En effet, depuis les années 1990, le développement de nouveaux antibiotiques a subi un net coup d’arrêt à cause du peu d’intérêt de la part de l’industrie pharmaceutique pour ces médicaments peu rentables et de l’absence de nouvelles cibles thérapeutiques.
Quatorze jours, sept jours ou moins?
L’équipe de recherche a mis sur pied une étude randomisée à large échelle, portant sur 504 patients recrutés dans trois hôpitaux suisses entre avril 2017 et mai 2019. «Nous avons divisé de manière aléatoire notre échantillon en trois groupes, détaille Werner Albrich, médecin infectiologue à l’Hôpital de Saint-Gall. Le premier groupe, le groupe contrôle, a reçu le régime habituel d’antibiotiques d’une durée de quatorze jours. Le deuxième groupe a reçu le même antibiotique mais durant sept jours seulement. Le troisième groupe a, quant à lui, vu son traitement adapté sur une base journalière selon le niveau d’inflammation de chaque patient.» Et le résultat est sans appel: le traitement a eu la même efficacité dans les trois groupes, démontrant que l’on peut recommander une diminution de moitié de la durée de traitement avec un résultat clinique identique.
Vers des traitements personnalisés
«Par ailleurs, nos travaux montrent également qu’une personnalisation du traitement selon les individus est tout à fait envisageable, ajoute Pierre-Yves Bochud, professeur associé à la Faculté de biologie et de médecine de l’UNIL et médecin chef au Service des maladies infectieuses du CHUV. Il faut pour cela mesurer chaque jour le niveau de CRP – une protéine présente dans le sang marquant l’inflammation – un examen de routine réalisé de toute manière en cas de bactériémie.» Au cours de cette étude, les médecins ont en effet arrêté le traitement chez les patients assignés au 3e groupe dès que leur niveau individuel de CRP avait diminué de 75% par rapport au pic d’inflammation, après un minimum de cinq jours d’antibiotiques et avec le même succès que les deux autres groupes.
De plus, les scientifiques ont identifié certains facteurs de risque comme l’âge élevé et le pathogène impliqué.
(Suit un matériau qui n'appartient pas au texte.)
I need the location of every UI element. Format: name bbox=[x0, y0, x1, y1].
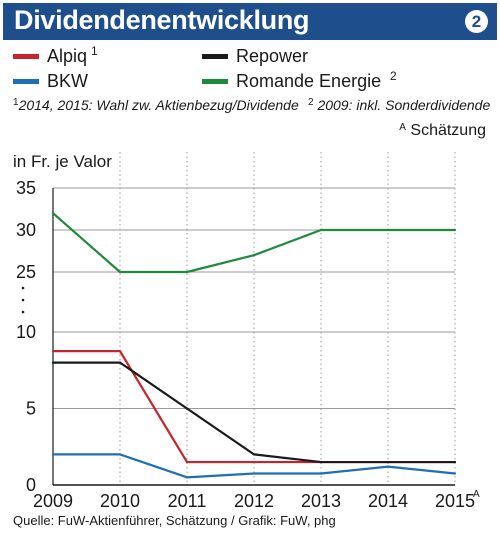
data-point-romande-energie-2014 bbox=[386, 228, 390, 232]
data-point-romande-energie-2009 bbox=[51, 212, 55, 215]
y-tick-label-30: 30 bbox=[16, 220, 36, 240]
data-point-bkw-2010 bbox=[118, 453, 122, 456]
data-point-repower-2014 bbox=[386, 460, 390, 464]
x-tick-label-2014: 2014 bbox=[368, 491, 408, 511]
legend-label-repower: Repower bbox=[236, 46, 309, 66]
legend-item-bkw: BKW bbox=[13, 71, 193, 91]
axis-break-dot-1 bbox=[21, 298, 25, 302]
x-tick-estimate-mark: A bbox=[473, 489, 480, 500]
legend-swatch-bkw bbox=[13, 79, 39, 84]
y-tick-label-25: 25 bbox=[16, 262, 36, 282]
data-point-repower-2009 bbox=[51, 361, 55, 364]
data-point-bkw-2015 bbox=[453, 472, 457, 475]
legend-label-bkw: BKW bbox=[47, 71, 89, 91]
data-point-bkw-2013 bbox=[319, 472, 323, 475]
data-point-bkw-2011 bbox=[185, 476, 189, 479]
axis-break-dot-0 bbox=[21, 286, 25, 290]
data-point-alpiq-2012 bbox=[252, 460, 256, 464]
data-point-repower-2015 bbox=[453, 460, 457, 464]
data-point-bkw-2014 bbox=[386, 465, 390, 468]
footnote-1-mark: 1 bbox=[13, 97, 19, 108]
data-point-repower-2013 bbox=[319, 460, 323, 464]
data-point-alpiq-2009 bbox=[51, 350, 55, 353]
data-point-romande-energie-2015 bbox=[453, 228, 457, 232]
data-point-alpiq-2010 bbox=[118, 350, 122, 353]
legend-item-romande-energie: Romande Energie 2 bbox=[202, 69, 422, 91]
data-point-repower-2012 bbox=[252, 453, 256, 456]
y-tick-label-0: 0 bbox=[26, 475, 36, 495]
x-tick-label-2010: 2010 bbox=[100, 491, 140, 511]
x-tick-label-2012: 2012 bbox=[234, 491, 274, 511]
legend-swatch-alpiq bbox=[13, 54, 39, 59]
figure-number-badge: 2 bbox=[465, 10, 488, 33]
y-tick-label-10: 10 bbox=[16, 322, 36, 342]
axis-break-dot-2 bbox=[21, 310, 25, 314]
footnote-2: 2 2009: inkl. Sonderdividende bbox=[308, 97, 490, 113]
data-point-repower-2010 bbox=[118, 361, 122, 364]
title-bar: Dividendenentwicklung 2 bbox=[3, 3, 497, 40]
x-tick-label-2013: 2013 bbox=[301, 491, 341, 511]
footnote-1-text: 2014, 2015: Wahl zw. Aktienbezug/Dividen… bbox=[18, 97, 299, 113]
chart-title: Dividendenentwicklung bbox=[14, 5, 310, 35]
x-tick-label-2015: 2015 bbox=[435, 491, 475, 511]
legend-sup-alpiq: 1 bbox=[91, 44, 98, 58]
data-point-romande-energie-2012 bbox=[252, 254, 256, 257]
y-tick-label-5: 5 bbox=[26, 399, 36, 419]
data-point-repower-2011 bbox=[185, 407, 189, 410]
data-point-alpiq-2011 bbox=[185, 460, 189, 464]
legend-item-repower: Repower bbox=[202, 46, 402, 66]
data-point-romande-energie-2013 bbox=[319, 228, 323, 232]
data-point-romande-energie-2011 bbox=[185, 270, 189, 274]
footnote-2-text: 2009: inkl. Sonderdividende bbox=[317, 97, 491, 113]
footnote-1: 12014, 2015: Wahl zw. Aktienbezug/Divide… bbox=[13, 97, 299, 113]
footnote-a-text: Schätzung bbox=[410, 122, 486, 139]
legend-label-romande-energie: Romande Energie bbox=[236, 71, 382, 91]
data-point-romande-energie-2010 bbox=[118, 270, 122, 274]
footnote-a-mark: A bbox=[399, 122, 406, 133]
legend-label-alpiq: Alpiq bbox=[47, 46, 88, 66]
footnote-2-mark: 2 bbox=[308, 97, 314, 108]
footnote-a: A Schätzung bbox=[399, 122, 486, 140]
y-tick-label-35: 35 bbox=[16, 178, 36, 198]
source-credit: Quelle: FuW-Aktienführer, Schätzung / Gr… bbox=[13, 513, 336, 528]
data-point-bkw-2009 bbox=[51, 453, 55, 456]
x-tick-label-2011: 2011 bbox=[168, 491, 207, 511]
legend-swatch-repower bbox=[202, 54, 228, 59]
x-tick-label-2009: 2009 bbox=[33, 491, 73, 511]
data-point-bkw-2012 bbox=[252, 472, 256, 475]
legend-swatch-romande-energie bbox=[202, 79, 228, 84]
legend-item-alpiq: Alpiq 1 bbox=[13, 44, 193, 66]
y-axis-label: in Fr. je Valor bbox=[13, 152, 112, 171]
legend-sup-romande-energie: 2 bbox=[390, 69, 397, 83]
L’Escherichia coli est ainsi plus facilement éliminée que d’autres bactéries et ce, quelle que soit la durée du traitement. «Le principe du même traitement pour tous (dose unique?) est de moins en moins vrai en médecine et la caractérisation des biomarqueurs de l’inflammation pourrait aboutir à une véritable personnalisation des traitements tout en limitant le risque de résistances, concluent les auteurs. Dans un premier temps, nous pouvons déjà recommander la diminution à sept jours du traitement des infections bactériennes du sang.»